В ту ночь мы долго разговаривали на языке, который тогда был утраченным языком Хема, известным только жрецам древней веры Исиды, в то время широко отвергаемой из-за отступничества и ухода людей к пантеонам Греции и Рима. За исключением меня, Клеопатра была единственной не урожденной египтянкой, кто разговаривал на этом языке, потому что Амемфис научил ее древнему языку в обмен на торжественную клятву, что, когда она станет настоящей царицей, а не на словах, она изгонит Сераписа и ложных богов Греции и восстановит Царицу небес на ее законном месте во всех верхних и нижних землях Египта.

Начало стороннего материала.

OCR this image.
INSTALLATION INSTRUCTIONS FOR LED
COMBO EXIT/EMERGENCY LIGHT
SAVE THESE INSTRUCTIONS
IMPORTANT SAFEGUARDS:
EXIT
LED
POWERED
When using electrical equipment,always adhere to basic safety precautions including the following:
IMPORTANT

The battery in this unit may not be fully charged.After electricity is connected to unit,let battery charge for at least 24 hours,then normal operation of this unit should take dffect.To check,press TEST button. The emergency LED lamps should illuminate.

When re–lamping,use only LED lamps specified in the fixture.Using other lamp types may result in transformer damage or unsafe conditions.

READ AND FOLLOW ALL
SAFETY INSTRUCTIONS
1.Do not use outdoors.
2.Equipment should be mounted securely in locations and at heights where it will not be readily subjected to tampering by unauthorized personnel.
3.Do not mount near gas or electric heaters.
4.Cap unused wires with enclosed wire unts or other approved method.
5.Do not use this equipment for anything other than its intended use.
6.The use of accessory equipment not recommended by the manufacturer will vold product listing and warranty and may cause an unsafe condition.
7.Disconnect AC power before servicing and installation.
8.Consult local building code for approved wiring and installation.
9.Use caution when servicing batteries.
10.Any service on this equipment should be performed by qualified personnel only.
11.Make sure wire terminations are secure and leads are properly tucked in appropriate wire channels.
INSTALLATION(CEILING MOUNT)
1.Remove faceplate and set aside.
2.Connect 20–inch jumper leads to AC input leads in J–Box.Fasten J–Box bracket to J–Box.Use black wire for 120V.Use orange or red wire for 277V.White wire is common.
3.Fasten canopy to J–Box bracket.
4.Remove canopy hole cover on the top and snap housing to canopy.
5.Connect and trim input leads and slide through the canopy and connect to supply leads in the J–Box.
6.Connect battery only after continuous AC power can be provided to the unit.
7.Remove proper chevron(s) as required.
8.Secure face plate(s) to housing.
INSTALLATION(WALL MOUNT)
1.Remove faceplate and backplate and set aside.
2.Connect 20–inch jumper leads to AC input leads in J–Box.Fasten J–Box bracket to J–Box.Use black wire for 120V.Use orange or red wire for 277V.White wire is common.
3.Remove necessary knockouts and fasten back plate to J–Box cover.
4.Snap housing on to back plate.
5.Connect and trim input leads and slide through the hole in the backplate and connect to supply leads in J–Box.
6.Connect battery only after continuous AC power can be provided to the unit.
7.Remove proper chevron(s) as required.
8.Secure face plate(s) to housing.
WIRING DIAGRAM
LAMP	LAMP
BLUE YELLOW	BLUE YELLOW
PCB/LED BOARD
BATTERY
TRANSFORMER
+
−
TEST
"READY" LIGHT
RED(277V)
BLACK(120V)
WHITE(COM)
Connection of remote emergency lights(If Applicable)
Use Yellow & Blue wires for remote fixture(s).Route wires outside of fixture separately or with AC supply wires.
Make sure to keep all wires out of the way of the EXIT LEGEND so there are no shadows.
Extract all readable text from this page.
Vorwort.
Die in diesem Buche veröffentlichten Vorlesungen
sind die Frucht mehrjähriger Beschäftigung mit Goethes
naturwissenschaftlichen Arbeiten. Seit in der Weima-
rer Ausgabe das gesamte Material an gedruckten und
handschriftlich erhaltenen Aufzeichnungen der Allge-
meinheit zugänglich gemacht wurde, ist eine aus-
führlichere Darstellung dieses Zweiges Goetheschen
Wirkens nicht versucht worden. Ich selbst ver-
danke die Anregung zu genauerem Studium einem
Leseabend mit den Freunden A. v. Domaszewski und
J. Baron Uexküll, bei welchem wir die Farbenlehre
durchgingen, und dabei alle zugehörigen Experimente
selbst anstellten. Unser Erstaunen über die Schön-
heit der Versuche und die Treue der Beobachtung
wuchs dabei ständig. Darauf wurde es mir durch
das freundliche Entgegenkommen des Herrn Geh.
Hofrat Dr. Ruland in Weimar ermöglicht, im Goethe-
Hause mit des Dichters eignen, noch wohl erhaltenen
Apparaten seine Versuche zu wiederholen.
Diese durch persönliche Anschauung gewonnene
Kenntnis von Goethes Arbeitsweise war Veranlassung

Нет смысла рассказывать обо всем, что говорилось тогда между нами, равно как и о том ощущении чуда, которое пробудил и в них, и во мне тот полуночный разговор в тайной комнате великого храма Птаха, куда они принесли мое тело, чтобы без помех провести надо мной свой эксперимент. И все же то, что для них было удивлением, для меня было скорее недоумением. Для них — свершилось чудо. Для меня — еще одно звено было добавлено к той цепи судьбы, по которой руки богов, казалось, вели меня, как призрака среди призраков, через меняющиеся сцены судьбы мира.

Я вернулся к жизни, чтобы обнаружить, что надежды и страхи, любовь и ненависть, радости и печали моего последнего существования сметены потоком спешащих веков. Для меня память о них была так свежа и остра, как если бы они были вещами вчерашнего дня, и все же мое вчерашнее было далеким прошлым мира, сном, который исчез в ночи времени, и над всем этим висела мрачная пелена той ужасной тайны, разгадка которой все еще скрывалась в будущем, которое могло быть таким же далеким, как и мое самое далекое прошлое.

Мы говорили обо всем этом и о многом другом, потому что, ответив на их вопросы, я начал задавать их сам, и в своих ответах Амемфис нарисовал мне сцену, на которой разыгрывался эпизод из длинной драмы человечества, в котором мне предстояло сыграть свою следующую роль.